Cash out refinance loans allow the home owner to refinance for the amount needed to pay off the existing mortgage, plus an additional amount they can use to purchase vacations, home improvements, fund college tuition or other uses. In order for a refinance to qualify in this category it must increase at least 5 percent over the old loan size.


At closing the additional funds from a cash out refinance can be handed to the home owner, or directed to specific sources such as credit cards, student loans the IRS or other creditors.


Cash in loans are basically opposites to cash out. Instead of the home buyer getting money at closing, in a cash in refinance, the home owner pays additional money at closing to reduce the amount of the loan. Cash in loans allow home owners to reduce the amount of a monthly payment, or reduce the number of years a loan will take to pay off.


Cash in loans became very popular between 2007 and 2009 when home values were going down and home owners wanted to refinance, but didn’t have enough home value to qualify. The passing of HARP in 2009, the Home Affordable Refinance Program, helped many home owners get the financing they needed without having to pay extra money. Since 2009 over 3 million loans have been approved with HARP assistance.


Rate-and-Term mortgages often have no money differences at closing, but instead offer the home owner better terms on the mortgage. This type of refinance is very popular now with interest rates going down. It allows for the home owner to take advantage of the lower interest to reduce monthly payments without any additional input of money, or shorten the length of their loans while maintaining the same payments. According to Freddie Mac, the rate-and-term refinances are the most commonly requested type of refinance with over 70% of all home loans taking advantage of the better terms in the last quarter of 2014.

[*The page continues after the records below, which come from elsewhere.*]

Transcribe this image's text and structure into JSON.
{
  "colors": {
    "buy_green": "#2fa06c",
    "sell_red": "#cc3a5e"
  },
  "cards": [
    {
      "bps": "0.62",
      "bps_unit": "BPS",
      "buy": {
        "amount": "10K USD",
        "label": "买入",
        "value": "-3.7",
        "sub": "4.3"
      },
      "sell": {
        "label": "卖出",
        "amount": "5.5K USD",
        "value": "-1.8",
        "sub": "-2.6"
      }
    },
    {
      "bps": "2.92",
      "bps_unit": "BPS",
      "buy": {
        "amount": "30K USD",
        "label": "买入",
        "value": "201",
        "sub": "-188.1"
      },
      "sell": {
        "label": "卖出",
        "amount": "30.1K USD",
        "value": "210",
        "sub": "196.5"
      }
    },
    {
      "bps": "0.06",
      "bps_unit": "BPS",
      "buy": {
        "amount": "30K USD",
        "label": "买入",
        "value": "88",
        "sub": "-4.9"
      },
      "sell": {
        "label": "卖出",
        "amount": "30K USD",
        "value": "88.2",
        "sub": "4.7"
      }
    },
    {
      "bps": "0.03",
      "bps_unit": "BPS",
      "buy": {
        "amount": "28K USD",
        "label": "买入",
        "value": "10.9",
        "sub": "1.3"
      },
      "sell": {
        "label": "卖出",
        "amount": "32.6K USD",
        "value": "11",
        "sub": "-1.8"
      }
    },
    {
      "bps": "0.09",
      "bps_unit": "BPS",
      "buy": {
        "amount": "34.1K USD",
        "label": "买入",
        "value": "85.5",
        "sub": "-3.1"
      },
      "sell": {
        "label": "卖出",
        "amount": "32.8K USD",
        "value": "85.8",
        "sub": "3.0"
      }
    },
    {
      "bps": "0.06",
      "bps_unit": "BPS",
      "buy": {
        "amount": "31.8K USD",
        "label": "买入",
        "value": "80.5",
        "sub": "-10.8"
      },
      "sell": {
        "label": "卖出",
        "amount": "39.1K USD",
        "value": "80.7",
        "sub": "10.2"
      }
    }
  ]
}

Home owners can rejoice at the speed that the new lower interest rates allow refinances to close. Ellie Mae manages over 3 millions loans every year and reports a typical closing time of 37 days. That is a better than 18% improvement in closing times over the previous year.


Lower interest rates are a big reason for this reduction in closing times. In spite of a slight surge last June, mortgage interest rates have gown down on a steady basis. Even so, up until October of 2014, most home owners didn’t even notice the rates dropping. Over most of the previous years, the rates had dropped so slowly that it seemed insignificant to the average home owner. That meant that with so few refinances in the works, lenders could get through those loans faster than ever before. To keep up, lenders were actively looking for more loans to provide to home owners resulting in lower rates to attract more loans. With current rates in the 3% area, refinances are increasing.


Thanks in large part to Ellie Mae’s advanced software system mortgages are closing faster as well. The better software makes lenders more efficient in their application process, disclosures are acquired more quickly, the software makes electronic signatures easier so there is less need for mailing and waiting for signed pages, things that simply weren’t an option in past decades. These advances have helped increase the speed at which a mortgage closed.


Ellie Mae reported an average of 37 days in 2014 where the typical closing time was 45 days in 2013. 5 days may not seem like a big deal, but in the mortgage industry it can mean a big difference in interest rates. Refinance interest is calculated based on how long a loan takes to close. A refinance loan that closes in 30 days gets better rates than one that closes in 45, and every 15 days will increase the rate by about 0.125%. So, while the economy is a driving factor in better rates, technology has a huge impact as well.